Favorito nas prévias eleitorais do PMDB, marcadas para o dia 19, o ex-governador Anthony Garotinho entrou em estado de alerta. No Carnaval, reuniu-se com seu adversário, Germano Rigotto, governador licenciado do Rio Grande do Sul, para firmar um pacto em que o derrotado na consulta às bases do partido apoiará o vencedor. Para isso, no entanto, tem de haver a consulta – e brigar por ela é o primeiro compromisso dos dois concorrentes. “Não aceitamos esse golpe”, reage Garotinho a respeito da manobra da cúpula, que anunciou a intenção de recorrer à Justiça para impedir a escolha pelos filiados. Enquanto monta essa operação, ele trata de desfiar argumentos que mostram o crescimento do PMDB nas eleições em que teve candidato próprio e seu emagrecimento quando abriu mão deste privilégio. Bate duro, é claro, nos adversários de fora, como o presidente Lula e os tucanos Geraldo Alckmin e José Serra. Foi um Garotinho bastante afiado quem recebeu ISTOÉ na semana passada para a entrevista que está nas próximas páginas:

ISTOÉ – Líderes do PMDB intencionam ir à Justiça contra as prévias no partido. O sr. gosta dessa idéia?
Anthony Garotinho

Não há como gostar. É uma tentativa de golpe, sem dúvida. A prévia foi estabelecida em convenção e regulamentada pela Executiva Nacional. Todos participaram de tudo, inclusive os governistas. Não dá para mudar as coisas assim, de uma hora para outra, como se fazia antigamente, num acerto de caciques que os índios têm de cumprir O verdadeiro motivo que os move é a vontade de entregar o partido ao PT.
 

ISTOÉ – O sr. esteve com o governador Germano Rigotto (também inscrito nas prévias) durante o Carnaval. Trataram desse tema?
Anthony Garotinho

Estabelecemos alguns pontos em comum. Nós dois estaremos juntos em qualquer situação. Se eu ganhar as prévias, ele me apóia. E vice-versa. Mas para isso tem de ser mantido o princípio da candidatura própria do PMDB. Nós dois vamos continuar mobilizados para evitar o esvaziamento das prévias, que é a estratégia dos governistas. Na segunda-feira 6, vamos pedir à direção nacional que mobilize uma estrutura jurídica para garantir uma reação nossa caso os governistas tentem qualquer ação na Justiça. Por fim, acertamos que, após a vitória de um ou de outro, vamos lutar para manter o partido unido.
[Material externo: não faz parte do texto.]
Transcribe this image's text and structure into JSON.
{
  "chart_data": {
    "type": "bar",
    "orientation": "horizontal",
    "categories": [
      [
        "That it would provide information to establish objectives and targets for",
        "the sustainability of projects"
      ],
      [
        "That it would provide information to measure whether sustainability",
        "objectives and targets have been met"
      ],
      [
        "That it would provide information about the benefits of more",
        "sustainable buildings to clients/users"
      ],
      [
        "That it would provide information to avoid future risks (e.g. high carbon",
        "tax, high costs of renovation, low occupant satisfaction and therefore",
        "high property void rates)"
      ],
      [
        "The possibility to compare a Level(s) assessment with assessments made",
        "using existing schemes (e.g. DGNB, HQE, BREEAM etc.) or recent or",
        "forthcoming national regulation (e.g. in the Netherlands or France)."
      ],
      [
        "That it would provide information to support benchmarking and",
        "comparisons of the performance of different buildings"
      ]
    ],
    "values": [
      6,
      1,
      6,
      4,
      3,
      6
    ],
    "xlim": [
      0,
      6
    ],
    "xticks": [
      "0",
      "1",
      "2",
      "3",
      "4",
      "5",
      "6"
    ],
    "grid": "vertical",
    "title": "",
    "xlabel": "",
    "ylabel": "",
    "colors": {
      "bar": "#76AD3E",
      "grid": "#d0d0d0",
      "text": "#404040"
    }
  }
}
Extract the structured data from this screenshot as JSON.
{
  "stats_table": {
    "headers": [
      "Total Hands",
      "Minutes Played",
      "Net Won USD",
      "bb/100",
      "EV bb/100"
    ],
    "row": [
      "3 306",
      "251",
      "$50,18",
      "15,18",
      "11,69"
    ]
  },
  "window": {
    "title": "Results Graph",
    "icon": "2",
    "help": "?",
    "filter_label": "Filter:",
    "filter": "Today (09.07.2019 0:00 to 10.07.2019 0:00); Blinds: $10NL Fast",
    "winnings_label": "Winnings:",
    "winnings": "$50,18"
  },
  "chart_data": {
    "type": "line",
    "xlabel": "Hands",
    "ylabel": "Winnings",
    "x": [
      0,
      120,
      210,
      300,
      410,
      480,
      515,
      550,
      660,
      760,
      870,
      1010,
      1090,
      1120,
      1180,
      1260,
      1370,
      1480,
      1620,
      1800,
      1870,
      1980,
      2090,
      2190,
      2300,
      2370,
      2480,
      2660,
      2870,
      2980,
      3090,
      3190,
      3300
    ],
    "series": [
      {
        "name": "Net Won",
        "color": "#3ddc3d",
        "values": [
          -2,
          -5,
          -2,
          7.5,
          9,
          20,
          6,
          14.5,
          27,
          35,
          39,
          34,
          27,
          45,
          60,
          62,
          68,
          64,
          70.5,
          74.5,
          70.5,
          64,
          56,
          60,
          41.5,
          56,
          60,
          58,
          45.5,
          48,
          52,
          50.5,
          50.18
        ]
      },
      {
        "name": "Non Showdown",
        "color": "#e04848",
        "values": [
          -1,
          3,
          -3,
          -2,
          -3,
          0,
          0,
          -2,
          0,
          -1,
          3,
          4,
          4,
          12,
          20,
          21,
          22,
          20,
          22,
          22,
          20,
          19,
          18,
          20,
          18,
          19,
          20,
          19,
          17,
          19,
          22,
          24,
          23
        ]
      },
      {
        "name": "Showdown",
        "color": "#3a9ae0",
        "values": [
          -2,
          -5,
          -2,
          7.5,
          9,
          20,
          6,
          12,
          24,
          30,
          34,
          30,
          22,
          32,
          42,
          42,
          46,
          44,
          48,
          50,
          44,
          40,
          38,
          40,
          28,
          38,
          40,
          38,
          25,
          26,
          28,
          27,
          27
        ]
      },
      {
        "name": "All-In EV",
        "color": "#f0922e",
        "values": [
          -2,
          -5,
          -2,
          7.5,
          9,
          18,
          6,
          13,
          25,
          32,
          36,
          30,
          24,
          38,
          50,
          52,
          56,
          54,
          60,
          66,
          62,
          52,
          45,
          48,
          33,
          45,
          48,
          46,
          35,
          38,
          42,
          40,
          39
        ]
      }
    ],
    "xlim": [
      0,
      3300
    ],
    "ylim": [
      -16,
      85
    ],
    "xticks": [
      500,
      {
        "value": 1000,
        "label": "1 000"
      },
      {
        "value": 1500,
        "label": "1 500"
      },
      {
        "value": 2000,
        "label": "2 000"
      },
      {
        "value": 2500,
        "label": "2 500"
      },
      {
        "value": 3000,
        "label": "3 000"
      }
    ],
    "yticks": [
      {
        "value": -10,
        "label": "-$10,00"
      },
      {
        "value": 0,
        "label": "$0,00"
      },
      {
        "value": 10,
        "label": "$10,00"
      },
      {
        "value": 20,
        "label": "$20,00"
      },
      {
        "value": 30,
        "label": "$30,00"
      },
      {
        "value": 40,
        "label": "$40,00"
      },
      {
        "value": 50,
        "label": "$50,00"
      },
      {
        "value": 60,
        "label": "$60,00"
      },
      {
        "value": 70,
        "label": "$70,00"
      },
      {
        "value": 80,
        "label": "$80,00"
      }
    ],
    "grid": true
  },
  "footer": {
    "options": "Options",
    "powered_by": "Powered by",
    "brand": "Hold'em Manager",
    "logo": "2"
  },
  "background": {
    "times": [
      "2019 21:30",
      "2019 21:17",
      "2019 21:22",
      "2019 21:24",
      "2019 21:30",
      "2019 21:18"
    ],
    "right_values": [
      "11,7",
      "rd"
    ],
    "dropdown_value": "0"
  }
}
ISTOÉ – Qual vai ser o centro do seu discurso de campanha?
Anthony Garotinho

Sou um apaixonado pelo meu país. Não me conformo em ver uma nação tão rica com um povo tão pobre. Não suporto o crescimento medíocre que estamos vivendo há duas décadas. Primeiro, a década da inflação; depois, a dos juros. Não suporto ver a injustiça social e a concentração de renda aumentando a cada ano. Se eu fosse como a elite e tivesse os olhos fechados para essa realidade, poderia estar preocupado apenas com o cargo. Mas não estou. Tanto que reuni minha família e tomei uma decisão: nessas eleições, só serei candidato a presidente. Se perder as prévias, não vou disputar nada, nem o Senado, nem a Câmara, como querem alguns amigos. Quero fazer o povo brasileiro compreender o quanto vem sendo enganado nos últimos 12 anos pelo PSDB e pelo PT, com uma política econômica covarde. Existe um outro caminho.
 

ISTOÉ – Mas o PMDB apoiou o último governo e faz parte do atual.
Anthony Garotinho

Dois erros. Ao apoiar o governo Fernando Henrique, o PMDB teve um desvio no curso de sua história. Mas o PMDB também fez uma autocrítica ao decidir, agora, lançar candidato próprio a presidente, ao tomar essa decisão ouvindo suas bases e ao convidar o professor Carlos Lessa (ex-presidente do BNDES no governo Lula) para coordenar esse novo programa de governo. O PMDB com que sonhamos agora recupera sua vocação popular, nacionalista e desenvolvimentista.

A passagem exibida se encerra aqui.